Following the synthesis method of (5-chloro-1-methyl-1H-indol-2-yl) (4-isothiocyanatopiperidin-1-yl)methanone, a white solid weighing 70.1 mg was obtained with a yield of 75.46%. 1H NMR (400 MHz, DMSO-d6) δ 8.17 (d, J=1.7 Hz, 1H), 7.67 (d, J=2.1 Hz, 1H), 7.58 (s, 1H), 7.57 (d, J=13.7 Hz, 1H), 7.29-7.18 (m, 1H), 6.87 (dd, J=3.6, 1.7 Hz, 1H), 6.67 (s, 1H), 3.76 (s, 3H), 3.73 (d, J=11.9 Hz, 1H), 3.15 (s, 2H), 2.11 (s, 2H), 1.67 (qd, J=11.6, 3.9 Hz, 2H), 1.38-1.25 (m, 2H) ppm.

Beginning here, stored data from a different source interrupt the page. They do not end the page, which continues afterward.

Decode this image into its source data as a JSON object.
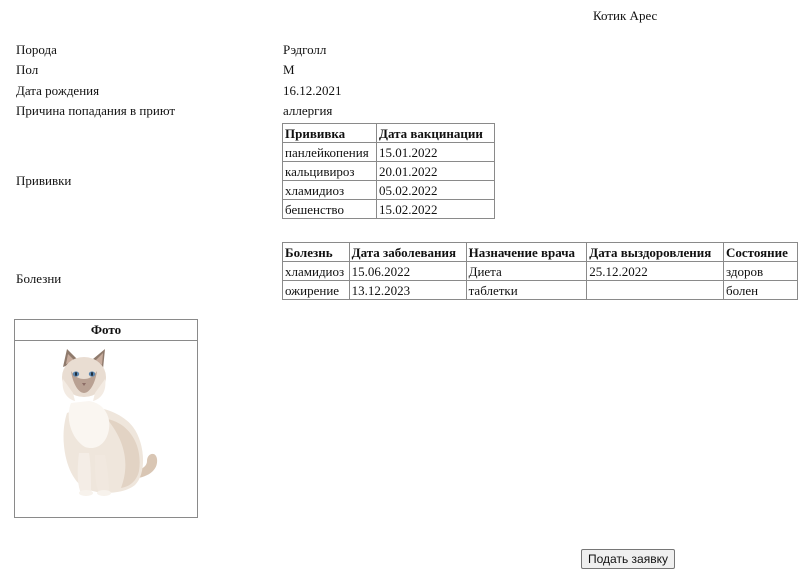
{
  "page": {
    "title": "Котик Арес"
  },
  "info": [
    {
      "label": "Порода",
      "value": "Рэдголл"
    },
    {
      "label": "Пол",
      "value": "М"
    },
    {
      "label": "Дата рождения",
      "value": "16.12.2021"
    },
    {
      "label": "Причина попадания в приют",
      "value": "аллергия"
    }
  ],
  "vaccinations": {
    "label": "Прививки",
    "headers": [
      "Прививка",
      "Дата вакцинации"
    ],
    "rows": [
      [
        "панлейкопения",
        "15.01.2022"
      ],
      [
        "кальцивироз",
        "20.01.2022"
      ],
      [
        "хламидиоз",
        "05.02.2022"
      ],
      [
        "бешенство",
        "15.02.2022"
      ]
    ]
  },
  "diseases": {
    "label": "Болезни",
    "headers": [
      "Болезнь",
      "Дата заболевания",
      "Назначение врача",
      "Дата выздоровления",
      "Состояние"
    ],
    "rows": [
      [
        "хламидиоз",
        "15.06.2022",
        "Диета",
        "25.12.2022",
        "здоров"
      ],
      [
        "ожирение",
        "13.12.2023",
        "таблетки",
        "",
        "болен"
      ]
    ]
  },
  "photo": {
    "header": "Фото",
    "icon": "cat-photo"
  },
  "actions": {
    "submit_label": "Подать заявку"
  }
}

Following the synthesis method of (5-chloro-1-methyl-1H-indol-2-yl) (4-isothiocyanatopiperidin-1-yl)methanone, a white solid weighing 70.1 mg was obtained with a yield of 75.46%. 1H NMR (400 MHz, DMSO-d6) δ 8.17 (d, J=1.7 Hz, 1H), 7.67 (d, J=2.1 Hz, 1H), 7.58 (s, 1H), 7.57 (d, J=13.7 Hz, 1H), 7.29-7.18 (m, 1H), 6.87 (dd, J=3.6, 1.7 Hz, 1H), 6.67 (s, 1H), 3.76 (s, 3H), 3.73 (d, J=11.9 Hz, 1H), 3.15 (s, 2H), 2.11 (s, 2H), 1.67 (qd, J=11.6, 3.9 Hz, 2H), 1.38-1.25 (m, 2H) ppm.
2-(Thiophen-2-yl)-1,3,4-oxadiazole
2-Thiophenecarbohydrazide (1.4 g, 9.85 mmol, 1 eq) was dissolved in trimethyl orthoformate and para-toluenesulfonic acid (170 mg, 0.99 mmol, 0.1 eq) was added. The mixture was refluxed at 120° C. for 1.5 hours. After the reaction, ethyl acetate (EA) was added for dilution, followed by washing with water and saturated saline solution three times each. The organic layer was then dried over anhydrous sodium sulfate. Finally, purification by column chromatography yielded 1.2 g of a colorless oily liquid, with a yield of 80.08%. 1H NMR (400 MHz, DMSO-d6) δ 9.30 (s, 1H), 7.96 (dd, J=5.0, 1.2 Hz, 1H), 7.91-7.82 (m, 1H), 7.30 (dd, J=5.0, 3.7 Hz, 1H) ppm.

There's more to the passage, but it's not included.